Bazılarının hastalıkları sürekli nüksediyor. Çıkmış TV ekranlarına:
-Türkler, 1071’de Anadolu’ya kaş kişi girdiler, 600 bin kişi ancadır diyor.
Canım benim üzüldüğün şeye bak. Türkler Anadolu’ya 600 bin kişi ile girmişlerse bu rakam 1071 için mükemmel bir rakamdır. Ama senin anlayamadığın şudur: 1071 Türklerin Anadolu’ya giriş tarihidir ama Türk iskanı 1860’lara, 1960’lara kadar sürmüştür. Yani Türkler Anadolu’ya sadece 1071 yılında göçmüştür gibi bir fikre saplanmak gerçek bir saplantı olsa gerek.

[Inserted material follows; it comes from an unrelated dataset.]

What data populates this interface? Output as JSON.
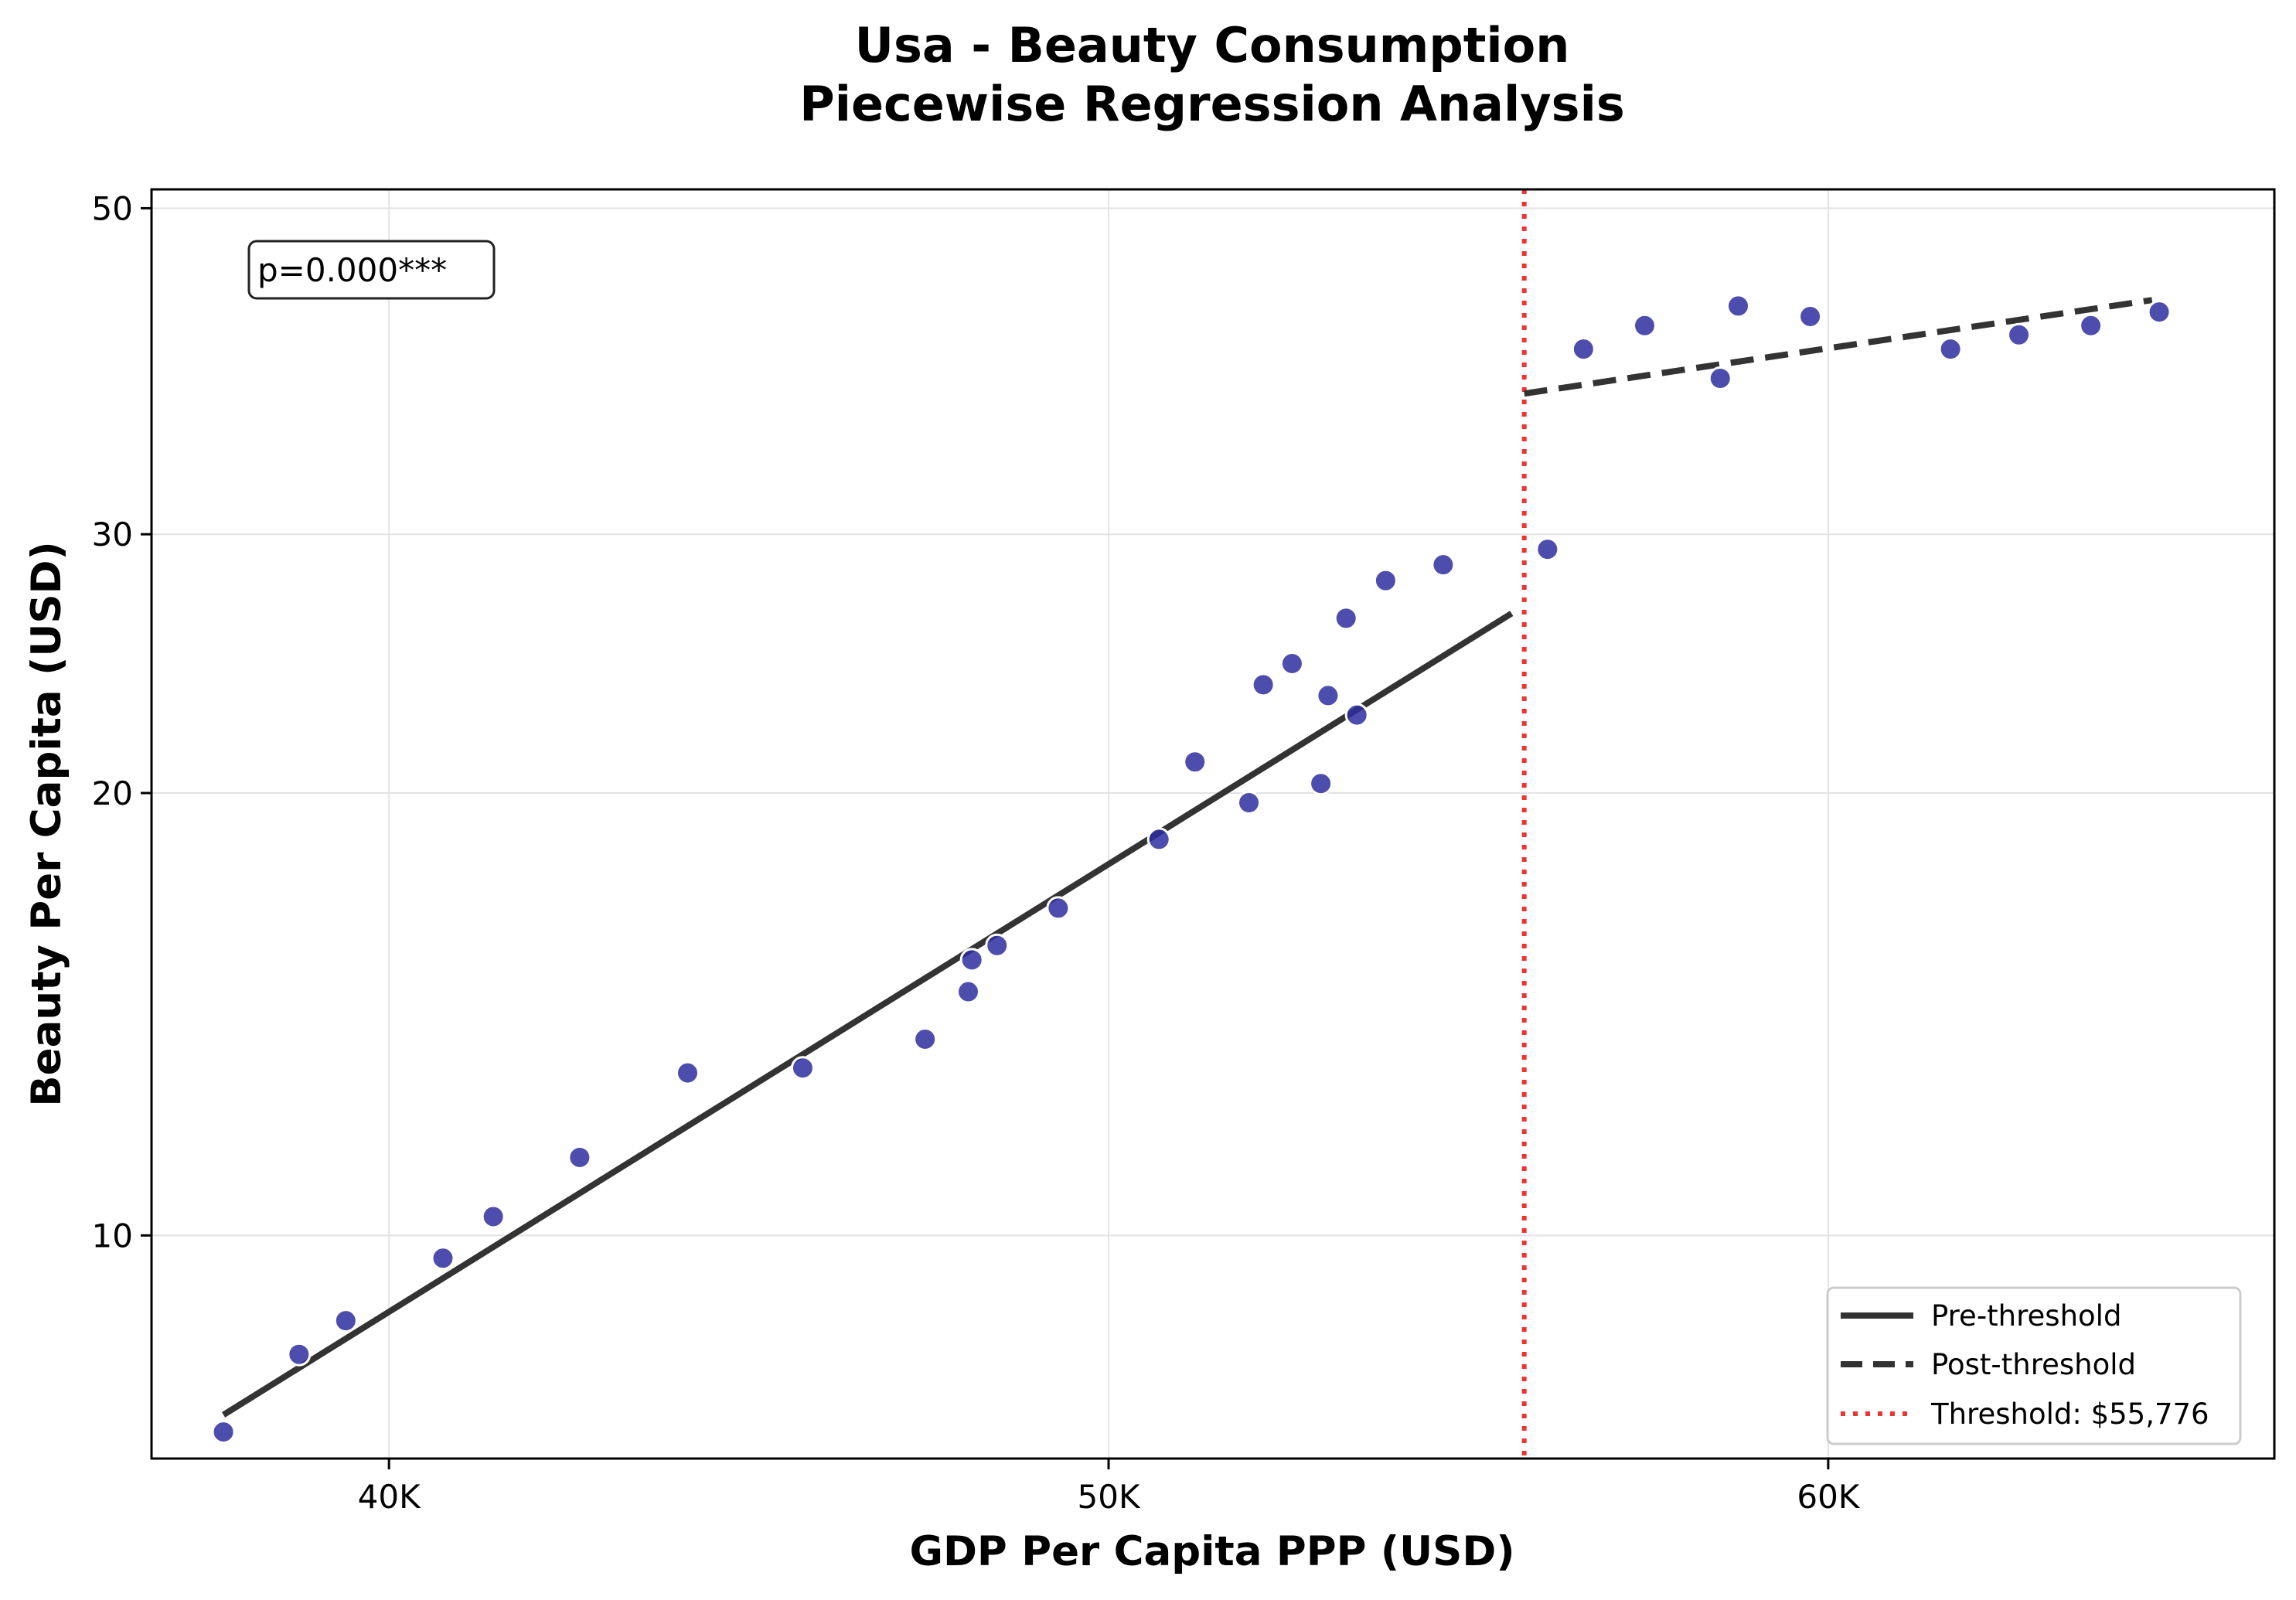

Sizin neden böyle bir şeye ihtiyacınız oluyor da sürekli olarak Türkleri bu coğrafyada az göstermeye çalışıyorsunuz, anlamak gerçekten zor.

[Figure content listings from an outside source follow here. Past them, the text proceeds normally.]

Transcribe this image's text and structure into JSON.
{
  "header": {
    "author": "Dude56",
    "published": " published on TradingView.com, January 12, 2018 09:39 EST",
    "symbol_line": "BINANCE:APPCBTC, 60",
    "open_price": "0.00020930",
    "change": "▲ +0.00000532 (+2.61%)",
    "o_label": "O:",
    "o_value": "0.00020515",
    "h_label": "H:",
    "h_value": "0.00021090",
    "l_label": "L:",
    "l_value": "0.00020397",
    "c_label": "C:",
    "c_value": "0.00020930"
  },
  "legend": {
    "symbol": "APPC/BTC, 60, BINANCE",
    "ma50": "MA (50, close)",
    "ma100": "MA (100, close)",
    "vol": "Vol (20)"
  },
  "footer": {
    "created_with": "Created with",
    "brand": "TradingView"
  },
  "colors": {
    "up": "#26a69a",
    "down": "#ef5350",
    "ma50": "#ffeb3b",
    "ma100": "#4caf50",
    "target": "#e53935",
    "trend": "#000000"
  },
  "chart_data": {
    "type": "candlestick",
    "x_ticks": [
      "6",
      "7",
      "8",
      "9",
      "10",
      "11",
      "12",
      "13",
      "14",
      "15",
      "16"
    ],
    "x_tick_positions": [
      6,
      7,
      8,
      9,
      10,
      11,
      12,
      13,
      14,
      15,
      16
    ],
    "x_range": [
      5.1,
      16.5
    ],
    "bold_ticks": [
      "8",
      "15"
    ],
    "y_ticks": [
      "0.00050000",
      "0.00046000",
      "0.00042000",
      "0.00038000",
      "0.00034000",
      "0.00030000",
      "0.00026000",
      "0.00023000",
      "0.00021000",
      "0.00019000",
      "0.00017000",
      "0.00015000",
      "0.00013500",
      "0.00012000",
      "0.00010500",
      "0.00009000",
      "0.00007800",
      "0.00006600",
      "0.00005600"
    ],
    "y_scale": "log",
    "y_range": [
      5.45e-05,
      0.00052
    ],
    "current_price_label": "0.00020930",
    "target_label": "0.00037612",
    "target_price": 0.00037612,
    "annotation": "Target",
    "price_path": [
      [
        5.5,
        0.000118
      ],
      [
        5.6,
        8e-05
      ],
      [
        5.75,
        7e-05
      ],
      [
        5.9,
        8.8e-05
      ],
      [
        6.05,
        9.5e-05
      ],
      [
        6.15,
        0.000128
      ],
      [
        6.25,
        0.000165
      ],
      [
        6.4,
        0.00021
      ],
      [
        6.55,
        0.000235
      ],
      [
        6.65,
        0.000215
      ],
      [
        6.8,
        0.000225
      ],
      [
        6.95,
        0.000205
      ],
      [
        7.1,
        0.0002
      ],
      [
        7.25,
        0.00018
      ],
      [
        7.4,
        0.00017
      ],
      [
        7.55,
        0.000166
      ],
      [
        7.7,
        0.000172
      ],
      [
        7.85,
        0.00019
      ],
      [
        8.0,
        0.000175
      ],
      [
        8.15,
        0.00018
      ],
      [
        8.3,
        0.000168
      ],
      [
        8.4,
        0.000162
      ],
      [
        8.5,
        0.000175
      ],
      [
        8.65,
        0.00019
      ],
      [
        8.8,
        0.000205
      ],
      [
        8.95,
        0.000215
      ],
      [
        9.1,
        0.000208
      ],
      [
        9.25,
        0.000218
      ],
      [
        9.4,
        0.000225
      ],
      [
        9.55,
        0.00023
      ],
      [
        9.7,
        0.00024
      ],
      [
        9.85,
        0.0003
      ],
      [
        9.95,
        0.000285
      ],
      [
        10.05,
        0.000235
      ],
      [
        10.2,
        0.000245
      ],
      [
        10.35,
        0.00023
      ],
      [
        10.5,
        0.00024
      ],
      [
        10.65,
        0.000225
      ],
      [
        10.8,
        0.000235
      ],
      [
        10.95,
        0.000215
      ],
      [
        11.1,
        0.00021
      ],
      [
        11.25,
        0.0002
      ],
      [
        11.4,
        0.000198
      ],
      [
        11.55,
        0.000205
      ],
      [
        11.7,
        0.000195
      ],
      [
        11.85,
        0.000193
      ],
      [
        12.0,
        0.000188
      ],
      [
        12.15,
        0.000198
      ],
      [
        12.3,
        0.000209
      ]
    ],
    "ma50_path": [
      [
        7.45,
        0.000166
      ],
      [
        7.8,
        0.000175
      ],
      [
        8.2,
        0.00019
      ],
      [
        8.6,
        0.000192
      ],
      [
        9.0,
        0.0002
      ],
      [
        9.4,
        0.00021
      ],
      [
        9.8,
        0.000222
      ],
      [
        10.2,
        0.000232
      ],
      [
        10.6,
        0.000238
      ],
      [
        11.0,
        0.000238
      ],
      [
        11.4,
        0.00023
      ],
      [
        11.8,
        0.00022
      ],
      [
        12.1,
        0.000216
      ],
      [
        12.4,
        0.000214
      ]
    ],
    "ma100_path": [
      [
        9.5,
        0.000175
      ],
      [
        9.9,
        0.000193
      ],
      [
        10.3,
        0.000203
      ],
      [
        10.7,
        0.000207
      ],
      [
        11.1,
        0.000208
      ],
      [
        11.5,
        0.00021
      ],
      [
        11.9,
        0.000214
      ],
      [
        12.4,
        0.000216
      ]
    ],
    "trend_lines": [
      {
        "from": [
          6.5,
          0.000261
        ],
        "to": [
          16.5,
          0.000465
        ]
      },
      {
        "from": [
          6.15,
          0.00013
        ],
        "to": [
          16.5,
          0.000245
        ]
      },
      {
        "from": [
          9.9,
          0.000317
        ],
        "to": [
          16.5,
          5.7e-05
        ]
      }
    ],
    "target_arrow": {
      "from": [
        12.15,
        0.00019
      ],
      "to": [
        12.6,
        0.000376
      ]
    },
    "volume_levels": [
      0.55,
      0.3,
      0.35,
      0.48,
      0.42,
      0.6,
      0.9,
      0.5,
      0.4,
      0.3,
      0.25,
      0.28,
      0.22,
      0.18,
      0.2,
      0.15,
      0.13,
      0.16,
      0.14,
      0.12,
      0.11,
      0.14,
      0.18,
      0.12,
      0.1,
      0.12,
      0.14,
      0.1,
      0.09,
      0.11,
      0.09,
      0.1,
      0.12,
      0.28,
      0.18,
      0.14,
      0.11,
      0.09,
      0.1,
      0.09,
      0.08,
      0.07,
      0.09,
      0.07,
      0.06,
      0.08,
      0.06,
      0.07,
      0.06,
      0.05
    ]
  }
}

Bizler bu coğrafyada sadece Türkiye’de değil, Azerbaycan, İran, Irak, Suriye, Mısır, Yunanistan, Bulgaristan, Kıbrıs, Romanya, Gagauzya, Kosova, Bosna Hersek, Makedonya, Kırım ve Kafkasya coğrafyasında yaklaşık 150 milyon bir nüfus olarak bulunuyoruz. Bu topluluğun ana unsuru Oğuzlar (Türkmenler) olduğu gibi, diğer Türk Milletlerinden de nice insan Oğuzlarla iç içe bulunuyor. Yani aklı karışık birkaç Türk’ten medet ummaya çalışmanız size bir şey kazandırmaz.

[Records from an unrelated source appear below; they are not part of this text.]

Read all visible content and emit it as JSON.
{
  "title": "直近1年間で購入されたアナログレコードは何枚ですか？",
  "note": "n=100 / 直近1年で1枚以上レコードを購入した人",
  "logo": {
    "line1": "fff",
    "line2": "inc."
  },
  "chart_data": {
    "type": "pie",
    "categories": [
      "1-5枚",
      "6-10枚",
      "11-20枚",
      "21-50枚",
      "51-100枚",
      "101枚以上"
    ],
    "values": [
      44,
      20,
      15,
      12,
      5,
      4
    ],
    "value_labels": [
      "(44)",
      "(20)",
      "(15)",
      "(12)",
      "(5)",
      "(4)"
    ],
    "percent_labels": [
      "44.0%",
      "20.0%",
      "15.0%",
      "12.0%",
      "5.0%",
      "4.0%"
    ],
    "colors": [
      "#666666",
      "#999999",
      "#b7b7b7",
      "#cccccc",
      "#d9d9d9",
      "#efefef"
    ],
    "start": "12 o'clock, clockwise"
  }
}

TÜRK MİLLETİ İLE KADER BİRLİĞİ YAPINIZ
Türkiye Cumhuriyetinin kuruluşundaki en önemli ilke bana gör “kader birliği” ilkesidir. Bir insanın Türk, Kürt, Çerkez, Laz vs. olmasının bir önceliği yoktur. Ölçü, Türkiye Cumhuriyetine hizmet etmek ve bu milleti yüce ve yüksek görmektir. Onun uğrunda biteviye çaba harcamaktır. Özbeöz Türk soyundan gelen bir insan dahi olsa, Türkiye’ye olan inancını ve güvencini yitirmişse, bu aziz millete hizmet etmiyorsa onun kanı neye yarar? Hiçbir işe yaramaz. Ölçü tekdir. Biz milletleri ayakta tutan en önemli değerlerden birinin kader birliği ilkesi olduğuna göre, bu bayrak altında huzur bulmak, bu ülkede insanları ayırmadan hizmette bulunmak, ırk, dil, din temelli önyargılar oluşturmadan yüce Türk Milletinin bir ferdi olmak esastır.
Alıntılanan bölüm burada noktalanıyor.